Sometimes the Supreme Court gets it wrong. In the case of Bobby Bostic, the mistake will likely cost him his life in prison.
The court refused to hear the appeal of Bostic, a Missouri man who committed a series of robberies and participated in a kidnapping when he was 16 years old. Bostic, has been in jail for 21 years and will not be eligible for parole until he is 112 years old — effectively a life sentence.
Science has demonstrated that adolescent brains are different from adult brains.
Young people can be more volatile, more susceptible to peer influence, bigger risk takers, and less future-oriented. These factors led the Supreme Court to rule in Graham v. Florida, that the “Constitution prohibits the imposition of a life without parole sentence on a juvenile offender who did not commit homicide.”
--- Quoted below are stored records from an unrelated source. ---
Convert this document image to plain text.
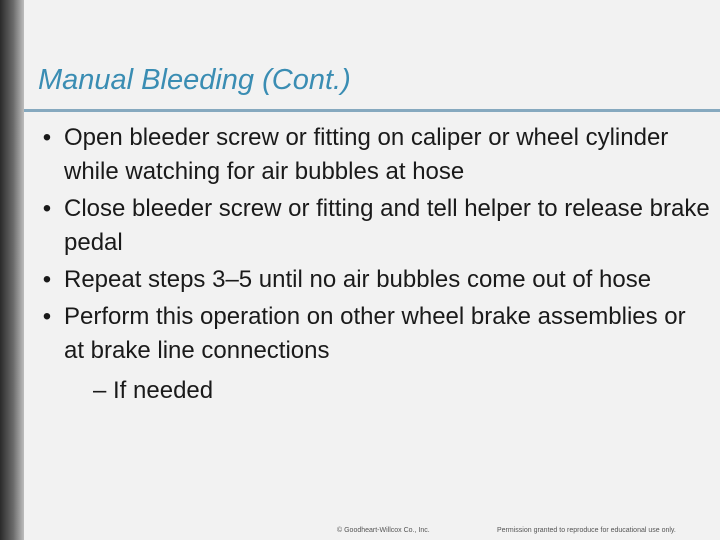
Manual Bleeding (Cont.)
• Open bleeder screw or fitting on caliper or wheel cylinder while watching for air bubbles at hose
• Close bleeder screw or fitting and tell helper to release brake pedal
• Repeat steps 3–5 until no air bubbles come out of hose
• Perform this operation on other wheel brake assemblies or at brake line connections
– If needed
© Goodheart-Willcox Co., Inc.	Permission granted to reproduce for educational use only.
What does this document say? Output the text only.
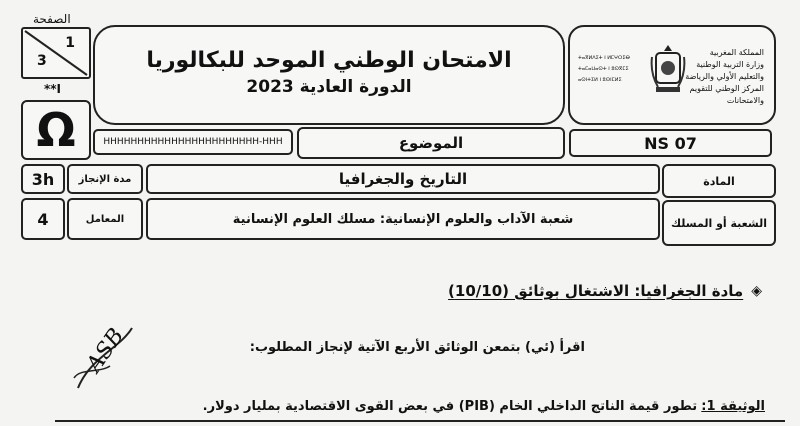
1
3
الصفحة
**I
Ω
الامتحان الوطني الموحد للبكالوريا
الدورة العادية 2023
ⵜⴰⴳⵍⴷⵉⵜ ⵏ ⵍⵎⵖⵔⵉⴱ
ⵜⴰⵎⴰⵡⴰⵙⵜ ⵏ ⵓⵙⴳⵎⵉ
ⴰⵙⵏⵜⵉⵍ ⵏ ⵓⵙⵏⵎⵍⵉ
المملكة المغربية
وزارة التربية الوطنية
والتعليم الأولي والرياضة
المركز الوطني للتقويم والامتحانات
HHHHHHHHHHHHHHHHHHHHHHH-HHH	الموضوع	NS 07
3h مدة الإنجاز	التاريخ والجغرافيا	المادة
4	المعامل	شعبة الآداب والعلوم الإنسانية: مسلك العلوم الإنسانية	الشعبة أو المسلك
◈
مادة الجغرافيا: الاشتغال بوثائق (10/10)
اقرأ (ئي) بتمعن الوثائق الأربع الآتية لإنجاز المطلوب:
الوثيقة 1: تطور قيمة الناتج الداخلي الخام (PIB) في بعض القوى الاقتصادية بمليار دولار.
ASB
Some of the nation’s leading prosecutors weighed in on Bostic’s case and urged the court to follow its own precedent.
Even the judge who put Bostic in jail has since called that sentence a mistake and expressed her regret as she publicly urged the court to hear the case. Instead, the court chose to bow out and allow this deeply troubling result to stand.
But the court isn’t the only influential player when it comes to sentencing juveniles. And with anticipated changes to the composition of the Supreme Court, relying on judicial intervention in this area is increasingly uncertain.